Volvió a casa con una sensación ambivalente de soledad y vergüenza, no queriendo admitir que había pasado uno de los mejores ratos de su vida. Pero hacía mucho tiempo que no se sentía así... tan deseada, tan guapa... tan zorra...

“No. No, no. Todo esto ha estado mal –pensó, imaginándose a sí misma en la piel de su novia–. Eres... eres una hija de puta, una cabrona”.

No, tampoco era eso, ¿verdad? Un error, un error tonto que podía tener cualquiera y que, de hecho, muchos tenían. Un error que olvidaría mientras trataba a su novia como a una princesa durante toda su vida. Y entonces, tal vez, pudiera dejar de sentirse culpable.

Al volver a casa, dio un beso a Anisia, que se lo tomó con cierta guasa.

–Anda, que podrías haberme comprado un helado ya que estabas fuera. Joder, nunca piensas en mí...

Cualquier rastro de empatía que pudiera haber tenido por ella se esfumó. Se retiró a su cuarto, donde cerró el puño y lloró. Lloró recordando las oportunidades perdidas, los desprecios, las constantes recriminaciones de esa morsa perezosa que no podía aceptar que tuviera más éxito que ella.

Después de llorar, sonrió. En cierto modo, era liberador.

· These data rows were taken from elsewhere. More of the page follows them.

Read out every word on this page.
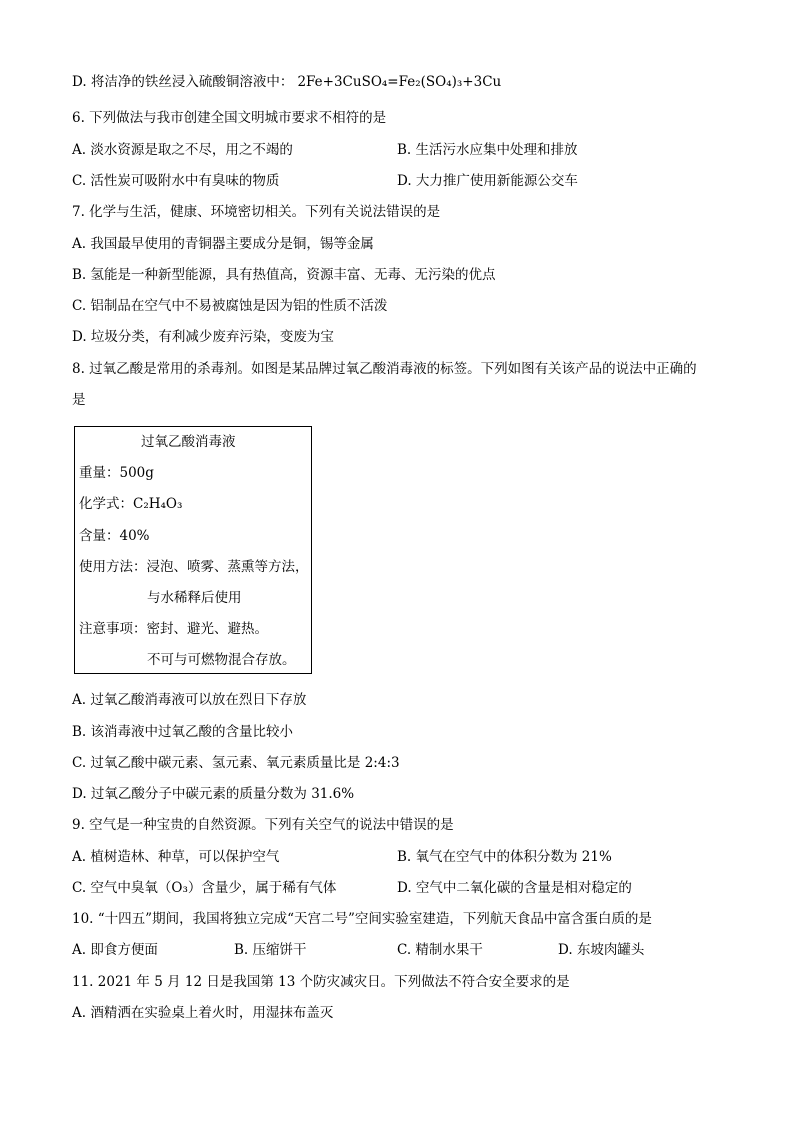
D. 将洁净的铁丝浸入硫酸铜溶液中： 2Fe+3CuSO₄=Fe₂(SO₄)₃+3Cu
6. 下列做法与我市创建全国文明城市要求不相符的是
A. 淡水资源是取之不尽，用之不竭的	B. 生活污水应集中处理和排放
C. 活性炭可吸附水中有臭味的物质	D. 大力推广使用新能源公交车
7. 化学与生活，健康、环境密切相关。下列有关说法错误的是
A. 我国最早使用的青铜器主要成分是铜，锡等金属
B. 氢能是一种新型能源，具有热值高，资源丰富、无毒、无污染的优点
C. 铝制品在空气中不易被腐蚀是因为铝的性质不活泼
D. 垃圾分类，有利减少废弃污染，变废为宝
8. 过氧乙酸是常用的杀毒剂。如图是某品牌过氧乙酸消毒液的标签。下列如图有关该产品的说法中正确的
是
过氧乙酸消毒液
重量：500g
化学式：C₂H₄O₃
含量：40%
使用方法：浸泡、喷雾、蒸熏等方法，
与水稀释后使用
注意事项：密封、避光、避热。
不可与可燃物混合存放。
A. 过氧乙酸消毒液可以放在烈日下存放
B. 该消毒液中过氧乙酸的含量比较小
C. 过氧乙酸中碳元素、氢元素、氧元素质量比是 2:4:3
D. 过氧乙酸分子中碳元素的质量分数为 31.6%
9. 空气是一种宝贵的自然资源。下列有关空气的说法中错误的是
A. 植树造林、种草，可以保护空气	B. 氧气在空气中的体积分数为 21%
C. 空气中臭氧（O₃）含量少，属于稀有气体	D. 空气中二氧化碳的含量是相对稳定的
10. “十四五”期间，我国将独立完成“天宫二号”空间实验室建造，下列航天食品中富含蛋白质的是
A. 即食方便面	B. 压缩饼干	C. 精制水果干	D. 东坡肉罐头
11. 2021 年 5 月 12 日是我国第 13 个防灾减灾日。下列做法不符合安全要求的是
A. 酒精洒在实验桌上着火时，用湿抹布盖灭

Lo siguiente que hizo fue descargar el Tinder y hacerse un perfil con las fotos subidas de tono que se había hecho durante las semanas anteriores y no le había mandado a Anisia con pereza. No se le veía el rostro, solo un camisón en el que se apreciaban sus dos pechos del tamaño de su cabeza. Temblaba de excitación al subir esa imagen. Los cuernos en la cabeza de su novia estaban bien, pero ahora quería limarlos, regarlos, dejarlos crecer. Para que, si algún día se lo contaba, fueran más que un breve escarceo con un matador de toros.

Su móvil vibró.

“Hablando del rey de Roma...”

Una foto de su contacto: "Carajillo". Su polla, de nuevo. Venosa, grande, magnífica. Se tocó el clítoris, recordando orgullosa cómo se había rendido ante él. Cómo se había hecho una con ese galán anacrónico y engominado.

Bloqueó el contacto. Sí, el Carajillo follaba bien, pero no quería dejar a una persona tóxica para empezar a salir con otro cabrón. Ni con un cabrón ni con nadie: ella, acababa de descubrirlo, no era mujer de un solo hombre. Ni de una sola mujer.

Se masturbó furiosamente, apoyada en la encimera del baño, mientras iba pasando de un perfil a otro.